Poledance bei „NÖN sucht das größte Talent“

NÖN Talent Finale 2022
Foto: Erich Marschik

Birgit Edermayer (Amstetten) sorgte mit ihrem Talent im Poledance für eine sehenswerte und ästhetische Abwechslung an diesem Abend. Auch Kandidatin Laura Kiefer (Emmersdorf) konnte mit ihrer Stimme so manchen Zuschauer zum Mitsummen anregen. Der darauffolgende Auftritt wurde gleich von zwei Sängerinnen, Carina Reischer (Krems) und Johanna Krottendorfer (Maissau), auf die Bühne gezaubert. Das Duo konnte schon bei so einigen Auftritten Erfahrung sammeln, die auch im Finale sichtbar wurde.

Mit erst 18 Jahren hat Vanessa Weissenberger (Purkersdorf) schon ihren eigenen produzierten Song, welchen sie auch beim Finale performte.

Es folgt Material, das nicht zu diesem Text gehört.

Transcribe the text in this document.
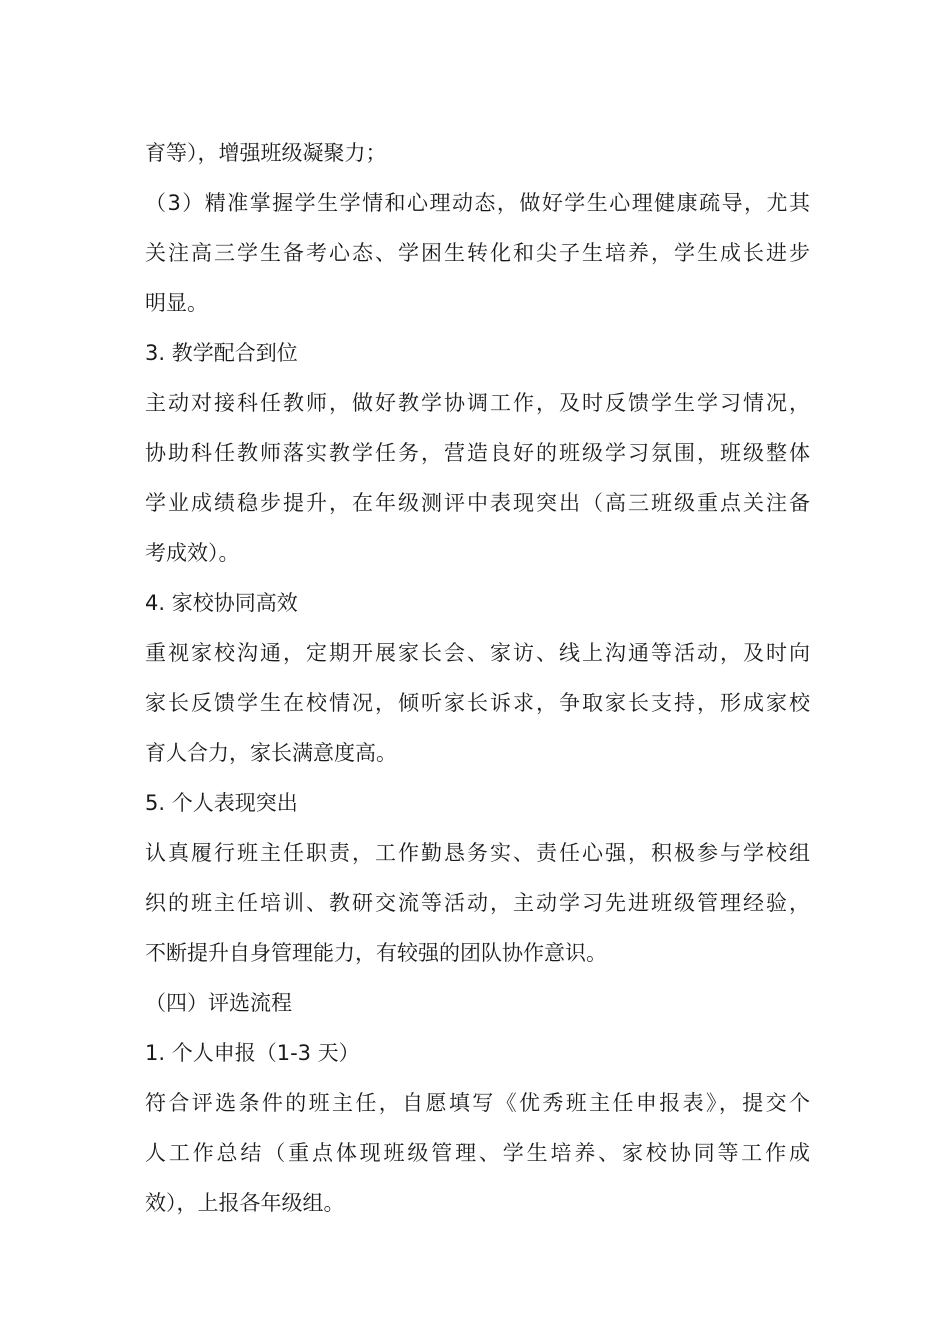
育等），增强班级凝聚力；
（3）精准掌握学生学情和心理动态，做好学生心理健康疏导，尤其
关注高三学生备考心态、学困生转化和尖子生培养，学生成长进步
明显。
3. 教学配合到位
主动对接科任教师，做好教学协调工作，及时反馈学生学习情况，
协助科任教师落实教学任务，营造良好的班级学习氛围，班级整体
学业成绩稳步提升，在年级测评中表现突出（高三班级重点关注备
考成效）。
4. 家校协同高效
重视家校沟通，定期开展家长会、家访、线上沟通等活动，及时向
家长反馈学生在校情况，倾听家长诉求，争取家长支持，形成家校
育人合力，家长满意度高。
5. 个人表现突出
认真履行班主任职责，工作勤恳务实、责任心强，积极参与学校组
织的班主任培训、教研交流等活动，主动学习先进班级管理经验，
不断提升自身管理能力，有较强的团队协作意识。
（四）评选流程
1. 个人申报（1-3 天）
符合评选条件的班主任，自愿填写《优秀班主任申报表》，提交个
人工作总结（重点体现班级管理、学生培养、家校协同等工作成
效），上报各年级组。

Der Song „Ich wein für dich“ behandelt einerseits Themen, wie Trauer und Schmerz, gibt auf der anderen Seite auch wieder Hoffnung. Die Volksschülerin Liza Kuleshova (Wien) begeisterte mit einem bewegenden Auftritt des Tina Turner Songs "Simply the best".  Die Elfjährige war eigentlich für das NÖN-Talente-Finale im Vorjahr qualifiziert, musste damals aber krankheitsbedingt absagen. So bekam sie ein Jahr später als 13. Kandidatin die Chance, sich zu beweisen, was ihr letztlich den tollen zweiten Platz einbrachte. Paulina Steinlesberger (Neuhofen) gab eine Eigenkomposition zum Besten und begeisterte damit die Zuschauer. 

Noch vor Steinlesberger war in der Show Marlene Wilfing (30) aus Poysdorf an der Reihe. Mit einem sogenannten "Looping-Effekt" speichert sie Melodien auf verschiedenen Instrumenten und gestaltete somit live auf der Bühne ein Lied. Das hatte sich letztlich ausgezahlt, weil es die 30-Jährige zum vielumjubelten aber für sie überraschenden Sieg führte. 

NÖN Talent Finale 2022
Foto: Erich Marschik

Die gute Nachricht gab es zum Schluss von NÖN-Chefredakteur Walter Fahrnberger. Es soll auch nächstes Jahr die beliebte Show "Die NÖN sucht das größte Talent" geben. "Natürlich wird es eine 14. Staffel geben", betonte Walter Fahrnberger im Interview mit Andy Marek.